Not moving up that minimum would not worsen the situation. 

> On Sep 6, 2016, at 8:34 PM, Julian Hyde <jhyde@apache.org> wrote:
> 
> As I said, Calcite doesn’t require a particular version of Guava. We support any version
newer than 11.
> 
> But we would really, really appreciate it if you (and other downstream projects) moved
off the obsoleted old versions.
> 
> Julian
> 
>> On Sep 6, 2016, at 8:29 PM, Andrew Purtell <andrew.purtell@gmail.com> wrote:
>> 
>> Downstreamers might be stuck. 
>> 
>> Bringing together a number of components written against different versions of Guava,
you will find both forward and backward incompatibilities are possible if stepping outside
of a narrow range, and even at the same time. If Calcite is required by something and itself
requires yet another version of Guava the viable intersection could become the null set. 
>> 
>> As a library, export of Guava types is unfriendly. 
>> 
>>> On Sep 6, 2016, at 7:18 PM, Julian Hyde <jhyde@apache.org <mailto:jhyde@apache.org>>
wrote:
>>> 
>>> Alternative proposal:
>>> We keep Guava in the public API.
>>> Down-streamers can use whatever version of Guava they choose.
>>> 
>>> This is what we do today. It’s working fine (except that the down streamers
seem to want to stay on old versions forever).
>>> 
>>> Julian
>>> 
>>> 
>>>> On Sep 6, 2016, at 6:43 PM, Josh Elser <josh.elser@gmail.com> wrote:
>>>> 
>>>> (from the peanut gallery)
>>>> 
>>>> I have no strong opinions but find myself presently leaning towards Ted's
suggestions.
>>>> 
>>>> Ideally, I think that we should not expose things in a "public API" which
we do not have the ability to guarantee compatibility of.

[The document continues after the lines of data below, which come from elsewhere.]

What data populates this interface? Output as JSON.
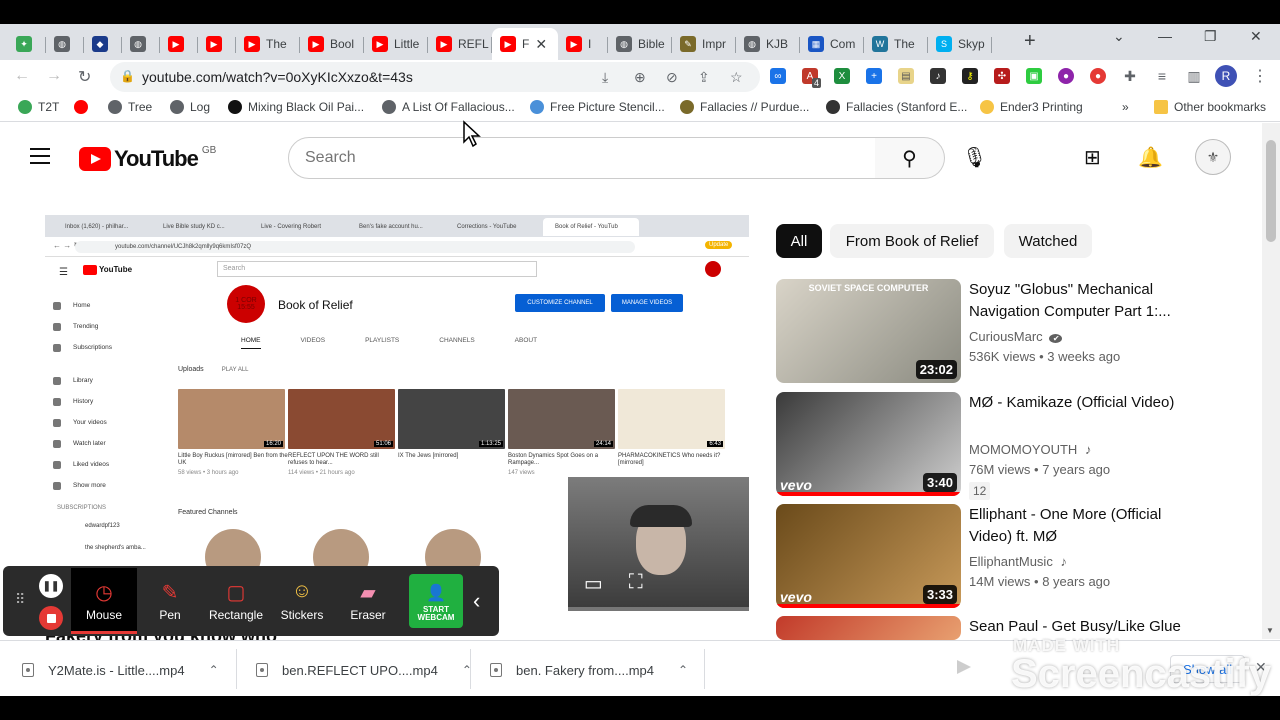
{
  "browser": {
    "tabs": [
      {
        "label": "",
        "color": "#3aa757",
        "icon": "extension-favicon"
      },
      {
        "label": "",
        "color": "#5f6368",
        "icon": "globe-icon"
      },
      {
        "label": "",
        "color": "#1a3a8a",
        "icon": "shield-icon"
      },
      {
        "label": "",
        "color": "#5f6368",
        "icon": "globe-icon"
      },
      {
        "label": "",
        "color": "#ff0000",
        "icon": "youtube-icon"
      },
      {
        "label": "",
        "color": "#ff0000",
        "icon": "youtube-icon"
      },
      {
        "label": "The",
        "color": "#ff0000",
        "icon": "youtube-icon"
      },
      {
        "label": "Bool",
        "color": "#ff0000",
        "icon": "youtube-icon"
      },
      {
        "label": "Little",
        "color": "#ff0000",
        "icon": "youtube-icon"
      },
      {
        "label": "REFL",
        "color": "#ff0000",
        "icon": "youtube-icon"
      },
      {
        "label": "F",
        "color": "#ff0000",
        "icon": "youtube-icon",
        "active": true
      },
      {
        "label": "I",
        "color": "#ff0000",
        "icon": "youtube-icon"
      },
      {
        "label": "Bible",
        "color": "#5f6368",
        "icon": "globe-icon"
      },
      {
        "label": "Impr",
        "color": "#7a6a2a",
        "icon": "pen-icon"
      },
      {
        "label": "KJB",
        "color": "#5f6368",
        "icon": "globe-icon"
      },
      {
        "label": "Com",
        "color": "#1a56c4",
        "icon": "grid-icon"
      },
      {
        "label": "The",
        "color": "#21759b",
        "icon": "wordpress-icon"
      },
      {
        "label": "Skyp",
        "color": "#00aff0",
        "icon": "skype-icon"
      }
    ],
    "url": "youtube.com/watch?v=0oXyKIcXxzo&t=43s",
    "profile_initial": "R",
    "ext_badge": "4",
    "bookmarks": [
      {
        "label": "T2T",
        "color": "#3aa757"
      },
      {
        "label": "",
        "color": "#ff0000"
      },
      {
        "label": "Tree",
        "color": "#5f6368"
      },
      {
        "label": "Log",
        "color": "#5f6368"
      },
      {
        "label": "Mixing Black Oil Pai...",
        "color": "#111"
      },
      {
        "label": "A List Of Fallacious...",
        "color": "#5f6368"
      },
      {
        "label": "Free Picture Stencil...",
        "color": "#4a90d9"
      },
      {
        "label": "Fallacies // Purdue...",
        "color": "#7a6a2a"
      },
      {
        "label": "Fallacies (Stanford E...",
        "color": "#333"
      },
      {
        "label": "Ender3 Printing",
        "color": "#f6c445"
      }
    ],
    "bookmarks_more": "»",
    "other_bookmarks": "Other bookmarks"
  },
  "youtube": {
    "region": "GB",
    "logo_text": "YouTube",
    "search_placeholder": "Search",
    "chips": [
      "All",
      "From Book of Relief",
      "Watched"
    ],
    "below_title": "Fakery from you know who",
    "recommendations": [
      {
        "title": "Soyuz \"Globus\" Mechanical Navigation Computer Part 1:...",
        "channel": "CuriousMarc",
        "verified": true,
        "views": "536K views",
        "age": "3 weeks ago",
        "duration": "23:02",
        "thumb_text": "SOVIET SPACE COMPUTER"
      },
      {
        "title": "MØ - Kamikaze (Official Video)",
        "channel": "MOMOMOYOUTH",
        "music": true,
        "views": "76M views",
        "age": "7 years ago",
        "duration": "3:40",
        "badge": "12",
        "vevo": "vevo"
      },
      {
        "title": "Elliphant - One More (Official Video) ft. MØ",
        "channel": "ElliphantMusic",
        "music": true,
        "views": "14M views",
        "age": "8 years ago",
        "duration": "3:33",
        "vevo": "vevo"
      },
      {
        "title": "Sean Paul - Get Busy/Like Glue",
        "duration": ""
      }
    ]
  },
  "inner_browser": {
    "tabs": [
      "Inbox (1,620) - philhar...",
      "Live Bible study KD c...",
      "Live - Covering Robert",
      "Ben's fake account hu...",
      "Corrections - YouTube",
      "Book of Relief - YouTub"
    ],
    "url": "youtube.com/channel/UCJh8k2qmlly9q6kmIsf07zQ",
    "update": "Update",
    "search": "Search",
    "sidebar": [
      "Home",
      "Trending",
      "Subscriptions",
      "Library",
      "History",
      "Your videos",
      "Watch later",
      "Liked videos",
      "Show more"
    ],
    "subscriptions_label": "SUBSCRIPTIONS",
    "subs": [
      "edwardpf123",
      "the shepherd's amba..."
    ],
    "channel_logo": "1 COR 15:55",
    "channel_name": "Book of Relief",
    "customize": "CUSTOMIZE CHANNEL",
    "manage": "MANAGE VIDEOS",
    "channel_tabs": [
      "HOME",
      "VIDEOS",
      "PLAYLISTS",
      "CHANNELS",
      "ABOUT"
    ],
    "uploads": "Uploads",
    "play_all": "PLAY ALL",
    "videos": [
      {
        "title": "Little Boy Ruckus [mirrored] Ben from the UK",
        "meta": "58 views • 3 hours ago",
        "dur": "16:20"
      },
      {
        "title": "REFLECT UPON THE WORD still refuses to hear...",
        "meta": "114 views • 21 hours ago",
        "dur": "51:06"
      },
      {
        "title": "IX The Jews [mirrored]",
        "meta": "",
        "dur": "1:13:25"
      },
      {
        "title": "Boston Dynamics Spot Goes on a Rampage...",
        "meta": "147 views",
        "dur": "24:14"
      },
      {
        "title": "PHARMACOKINETICS Who needs it? [mirrored]",
        "meta": "",
        "dur": "6:43"
      }
    ],
    "featured": "Featured Channels"
  },
  "recorder": {
    "tools": [
      {
        "label": "Mouse",
        "icon": "mouse-cursor-icon",
        "active": true
      },
      {
        "label": "Pen",
        "icon": "pen-icon"
      },
      {
        "label": "Rectangle",
        "icon": "rectangle-icon"
      },
      {
        "label": "Stickers",
        "icon": "sticker-icon"
      },
      {
        "label": "Eraser",
        "icon": "eraser-icon"
      }
    ],
    "webcam_line1": "START",
    "webcam_line2": "WEBCAM"
  },
  "downloads": {
    "items": [
      "Y2Mate.is - Little....mp4",
      "ben.REFLECT UPO....mp4",
      "ben. Fakery from....mp4"
    ],
    "show_all": "Show all"
  },
  "watermark": {
    "made_with": "MADE WITH",
    "brand": "Screencastify"
  }
}
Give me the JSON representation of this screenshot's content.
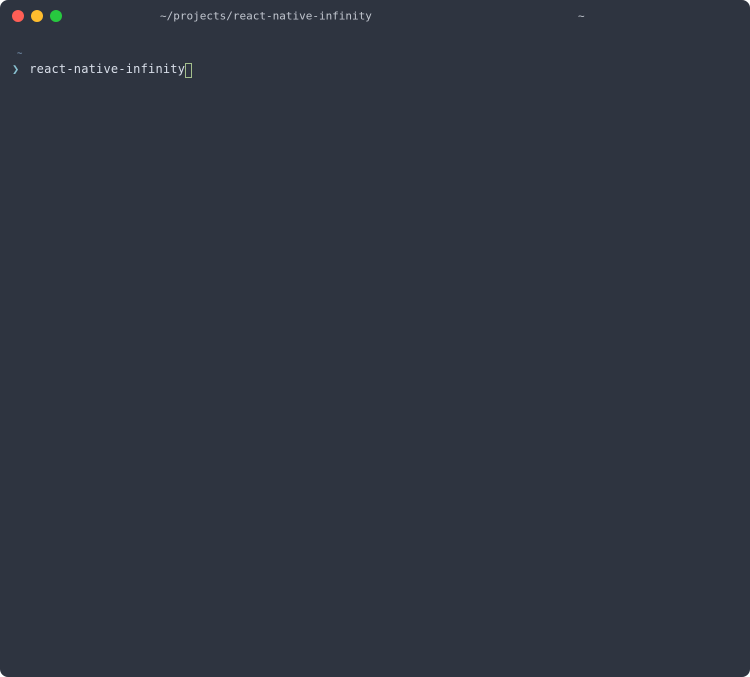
{
  "titlebar": {
    "path": "~/projects/react-native-infinity",
    "right_indicator": "~"
  },
  "prompt": {
    "context_marker": "~",
    "symbol": "❯",
    "command": "react-native-infinity"
  },
  "colors": {
    "background": "#2e3440",
    "text": "#d8dee9",
    "prompt_context": "#81a1c1",
    "prompt_symbol": "#88c0d0",
    "cursor_border": "#a3be8c",
    "tl_close": "#ff5f56",
    "tl_min": "#ffbd2e",
    "tl_max": "#27c93f"
  }
}
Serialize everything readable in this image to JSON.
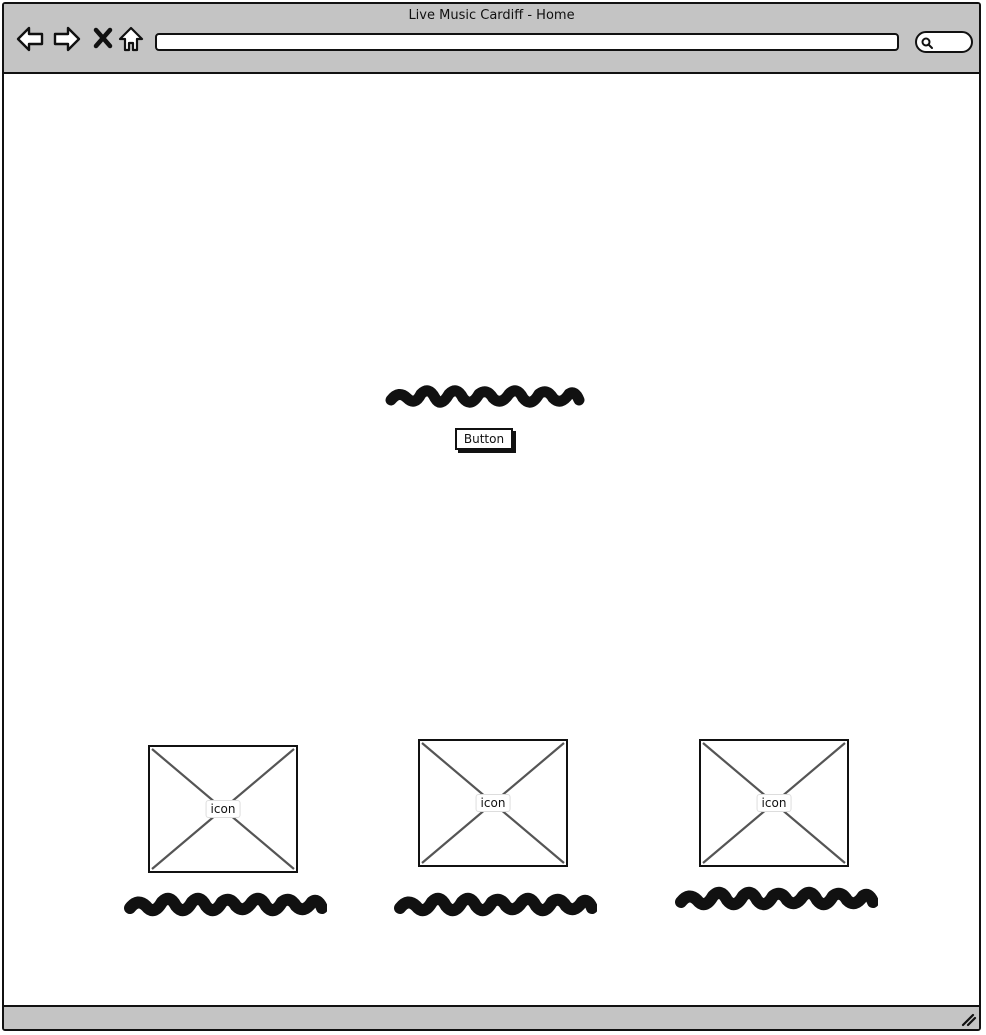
{
  "window": {
    "title": "Live Music Cardiff - Home"
  },
  "toolbar": {
    "back_icon": "back-arrow-icon",
    "forward_icon": "forward-arrow-icon",
    "stop_icon": "close-icon",
    "home_icon": "home-icon",
    "address_value": "",
    "search_icon": "search-icon"
  },
  "hero": {
    "button_label": "Button"
  },
  "cards": [
    {
      "icon_label": "icon"
    },
    {
      "icon_label": "icon"
    },
    {
      "icon_label": "icon"
    }
  ],
  "colors": {
    "chrome": "#c4c4c4",
    "ink": "#111111",
    "placeholder_line": "#555555"
  }
}
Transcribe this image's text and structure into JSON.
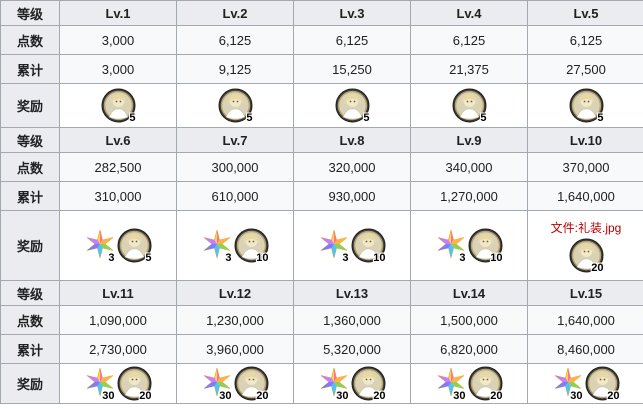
{
  "row_labels": {
    "level": "等级",
    "points": "点数",
    "cumulative": "累计",
    "reward": "奖励"
  },
  "icon_names": {
    "craft_essence": "craft-essence-icon",
    "quartz_star": "saint-quartz-icon"
  },
  "blocks": [
    {
      "levels": [
        "Lv.1",
        "Lv.2",
        "Lv.3",
        "Lv.4",
        "Lv.5"
      ],
      "points": [
        "3,000",
        "6,125",
        "6,125",
        "6,125",
        "6,125"
      ],
      "cumulative": [
        "3,000",
        "9,125",
        "15,250",
        "21,375",
        "27,500"
      ],
      "rewards": [
        {
          "star": null,
          "ce": "5"
        },
        {
          "star": null,
          "ce": "5"
        },
        {
          "star": null,
          "ce": "5"
        },
        {
          "star": null,
          "ce": "5"
        },
        {
          "star": null,
          "ce": "5"
        }
      ]
    },
    {
      "levels": [
        "Lv.6",
        "Lv.7",
        "Lv.8",
        "Lv.9",
        "Lv.10"
      ],
      "points": [
        "282,500",
        "300,000",
        "320,000",
        "340,000",
        "370,000"
      ],
      "cumulative": [
        "310,000",
        "610,000",
        "930,000",
        "1,270,000",
        "1,640,000"
      ],
      "rewards": [
        {
          "star": "3",
          "ce": "5"
        },
        {
          "star": "3",
          "ce": "10"
        },
        {
          "star": "3",
          "ce": "10"
        },
        {
          "star": "3",
          "ce": "10"
        },
        {
          "star": null,
          "ce": "20",
          "broken_link": "文件:礼装.jpg"
        }
      ]
    },
    {
      "levels": [
        "Lv.11",
        "Lv.12",
        "Lv.13",
        "Lv.14",
        "Lv.15"
      ],
      "points": [
        "1,090,000",
        "1,230,000",
        "1,360,000",
        "1,500,000",
        "1,640,000"
      ],
      "cumulative": [
        "2,730,000",
        "3,960,000",
        "5,320,000",
        "6,820,000",
        "8,460,000"
      ],
      "rewards": [
        {
          "star": "30",
          "ce": "20"
        },
        {
          "star": "30",
          "ce": "20"
        },
        {
          "star": "30",
          "ce": "20"
        },
        {
          "star": "30",
          "ce": "20"
        },
        {
          "star": "30",
          "ce": "20"
        }
      ]
    }
  ]
}
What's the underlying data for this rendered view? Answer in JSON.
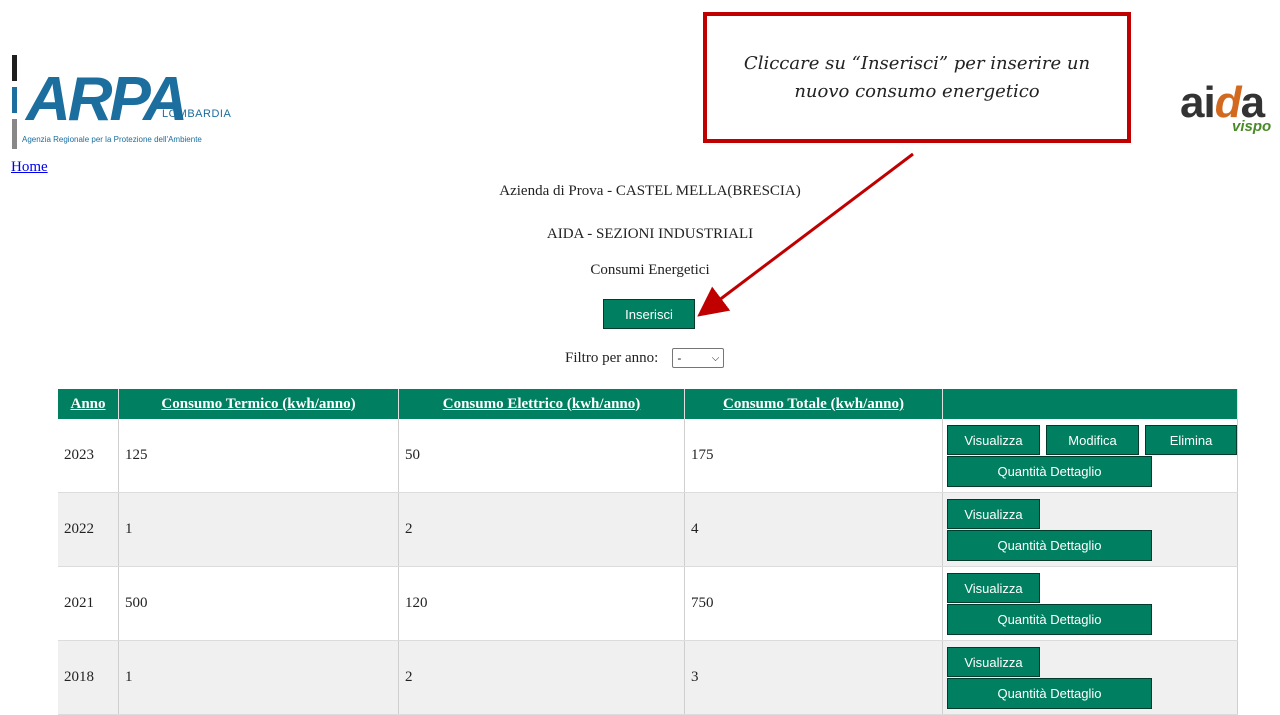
{
  "branding": {
    "arpa_word": "ARPA",
    "arpa_region": "LOMBARDIA",
    "arpa_tagline": "Agenzia Regionale per la Protezione dell'Ambiente",
    "aida_word_a": "ai",
    "aida_word_d": "d",
    "aida_word_e": "a",
    "aida_sub": "vispo"
  },
  "nav": {
    "home": "Home"
  },
  "annotation": {
    "text": "Cliccare su “Inserisci” per inserire un nuovo consumo energetico",
    "color": "#c00000"
  },
  "header": {
    "company": "Azienda di Prova - CASTEL MELLA(BRESCIA)",
    "section": "AIDA - SEZIONI INDUSTRIALI",
    "subsection": "Consumi Energetici"
  },
  "insert_button": "Inserisci",
  "filter": {
    "label": "Filtro per anno:",
    "selected": "-"
  },
  "table": {
    "headers": [
      "Anno",
      "Consumo Termico (kwh/anno)",
      "Consumo Elettrico (kwh/anno)",
      "Consumo Totale (kwh/anno)",
      ""
    ],
    "actions": {
      "view": "Visualizza",
      "edit": "Modifica",
      "delete": "Elimina",
      "detail": "Quantità Dettaglio"
    },
    "rows": [
      {
        "anno": "2023",
        "termico": "125",
        "elettrico": "50",
        "totale": "175"
      },
      {
        "anno": "2022",
        "termico": "1",
        "elettrico": "2",
        "totale": "4"
      },
      {
        "anno": "2021",
        "termico": "500",
        "elettrico": "120",
        "totale": "750"
      },
      {
        "anno": "2018",
        "termico": "1",
        "elettrico": "2",
        "totale": "3"
      }
    ]
  },
  "colors": {
    "primary_green": "#008060",
    "arpa_blue": "#1b6e9e"
  }
}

A round-about way of saying "Calcite
public API should only be Calcite classes or Java 'standard library' classes". Included Guava
classes in the API would be disallowed. The basic reasoning behind this is that it guarantees
that we have full control of our "destiny" without having to worry about dependency versions.
>>>> 
>>>> On the quick read of Ted's suggestion, it matches that (hide the Guava class
in the API's implementation with a generic type in the API). But, I can also appreciate the
problems you outline as well, Julian.
>>>> 
>>>> Julian Hyde wrote:
>>>>> Yes, I misread your suggestion. I see now you are suggesting a compromise.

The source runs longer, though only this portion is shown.